41st

15.6K 1.8K 357
                                    

Mark menapaki anak tangga menuju pintu utama kuil yang dibangun khusus untuk peribadatan keluarga kerajaan Arcturus, sekaligus tempat yang menyimpan abu kremasi para Raja terdahulu, termasuk abu kremasi kedua orang tua Jaemin. Sebelumnya Mark berencana meletakkan abu kremasi Johnny di kuil ini namun mengingat Haechan lebih berhak menyimpan abu ayahnya maka Mark dan Yukhei memutuskan untuk menyimpan abu Johnny di Centaury.

Mark tersenyum tipis saat melihat bunga segar dan dupa yang hampir terbakar habis di atas meja kayu ebony, diatas meja tersebut terdapat sebua kotak kayu yang dibuat khusus menggunakan kayu Blackwood yang halus dan kuat, kotak yang di setiap sisinya dilapisi emas murni.

Mark menarik napas lalu mengusap permukaan kotak kayu blackwood yang diukir indah itu.
"Tidak terasa ayah telah pergi begitu lama." Gumamnya.

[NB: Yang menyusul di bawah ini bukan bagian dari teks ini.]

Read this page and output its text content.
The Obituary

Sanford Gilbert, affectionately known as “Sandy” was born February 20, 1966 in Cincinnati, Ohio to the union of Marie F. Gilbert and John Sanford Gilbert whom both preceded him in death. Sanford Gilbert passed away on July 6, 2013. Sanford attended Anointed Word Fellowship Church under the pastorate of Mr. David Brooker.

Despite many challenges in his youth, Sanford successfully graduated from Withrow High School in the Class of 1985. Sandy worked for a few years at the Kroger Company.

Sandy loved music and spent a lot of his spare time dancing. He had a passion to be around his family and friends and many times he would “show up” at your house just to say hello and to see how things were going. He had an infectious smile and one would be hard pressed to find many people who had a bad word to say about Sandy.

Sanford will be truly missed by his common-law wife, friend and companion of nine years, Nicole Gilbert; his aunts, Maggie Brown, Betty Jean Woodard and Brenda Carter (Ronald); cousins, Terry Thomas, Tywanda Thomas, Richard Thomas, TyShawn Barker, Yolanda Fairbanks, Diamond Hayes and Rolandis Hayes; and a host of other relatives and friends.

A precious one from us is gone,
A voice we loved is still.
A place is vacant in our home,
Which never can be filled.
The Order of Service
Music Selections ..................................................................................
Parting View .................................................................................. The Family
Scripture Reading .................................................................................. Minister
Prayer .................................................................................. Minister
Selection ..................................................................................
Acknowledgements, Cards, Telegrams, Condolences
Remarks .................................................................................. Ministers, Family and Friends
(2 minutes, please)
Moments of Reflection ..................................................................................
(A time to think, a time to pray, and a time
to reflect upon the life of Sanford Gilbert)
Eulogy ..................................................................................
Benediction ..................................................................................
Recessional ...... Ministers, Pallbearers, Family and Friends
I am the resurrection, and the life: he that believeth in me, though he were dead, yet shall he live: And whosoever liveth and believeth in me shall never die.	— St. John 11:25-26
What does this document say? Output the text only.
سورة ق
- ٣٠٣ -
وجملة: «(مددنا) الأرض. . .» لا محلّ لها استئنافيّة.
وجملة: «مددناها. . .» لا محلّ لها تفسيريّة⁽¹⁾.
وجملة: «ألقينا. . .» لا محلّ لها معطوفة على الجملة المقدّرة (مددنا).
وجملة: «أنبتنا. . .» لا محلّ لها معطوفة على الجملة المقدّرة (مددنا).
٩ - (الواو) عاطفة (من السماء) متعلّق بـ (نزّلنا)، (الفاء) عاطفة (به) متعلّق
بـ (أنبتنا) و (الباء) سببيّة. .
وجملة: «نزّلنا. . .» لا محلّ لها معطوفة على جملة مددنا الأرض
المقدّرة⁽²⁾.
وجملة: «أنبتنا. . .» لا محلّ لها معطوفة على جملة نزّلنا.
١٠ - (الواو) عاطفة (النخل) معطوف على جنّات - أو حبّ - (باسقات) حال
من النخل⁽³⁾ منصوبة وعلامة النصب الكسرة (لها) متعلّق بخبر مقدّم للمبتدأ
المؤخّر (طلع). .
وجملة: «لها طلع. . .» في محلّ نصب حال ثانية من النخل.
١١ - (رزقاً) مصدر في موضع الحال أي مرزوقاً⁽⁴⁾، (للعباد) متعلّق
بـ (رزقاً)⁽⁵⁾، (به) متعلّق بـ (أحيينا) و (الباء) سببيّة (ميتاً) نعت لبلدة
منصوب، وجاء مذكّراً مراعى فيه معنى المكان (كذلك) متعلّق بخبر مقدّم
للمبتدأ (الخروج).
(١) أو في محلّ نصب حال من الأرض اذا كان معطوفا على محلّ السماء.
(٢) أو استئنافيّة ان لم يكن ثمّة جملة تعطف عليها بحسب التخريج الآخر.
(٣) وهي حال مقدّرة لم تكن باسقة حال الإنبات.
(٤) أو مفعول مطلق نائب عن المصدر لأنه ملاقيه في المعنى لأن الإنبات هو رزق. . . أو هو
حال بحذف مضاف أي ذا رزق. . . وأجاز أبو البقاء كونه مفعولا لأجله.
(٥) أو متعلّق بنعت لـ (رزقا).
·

"Sudah tujuh tahun sejak kepergian ayah.. rasanya aku masih tidak percaya kalau ayah tidak pernah menggendong Jisung." Mark terkekeh sambil menatap bunga Lily yang ia bawa.

"Ayah tahu? Jisung tumbuh dengan baik, diusianya yang baru enam tahun dia sudah pandai memanah dan seni pedang. Dia juga sudah pandai menulis kaligrafi dan sangat pandai bernegosiasi.." Mark bercerita dengan mata berkaca-kaca, ia mendongak untuk menatap lukisan sang ayah.

Mark selalu berusaha menghilangkan bayangan Taeyong yang terbujur kaku di peti mati namun usaha itu selalu gagal, bayangan itu seolah enggan untuk pergi dan terkadang masih menghantui mimpi-mimpinya.
"Aku tidak akan bersedih ayah, tapi tujuh tahun masih sangat singkat untuk menyembuhkan rasa kehilangan diri mu sepenuhnya."

Mark meletakkan bunga yang ia bawa di sebuah guci keramik berhias naga emas disisi kanan dan kiri kotak abu sang ayah, lalu mengambil dua buah Hio (dupa) dan membakarnya, saat asap Hio mulai berbaur dengan udara Mark segera berdoa untuk kedamaian ayahnya di surga.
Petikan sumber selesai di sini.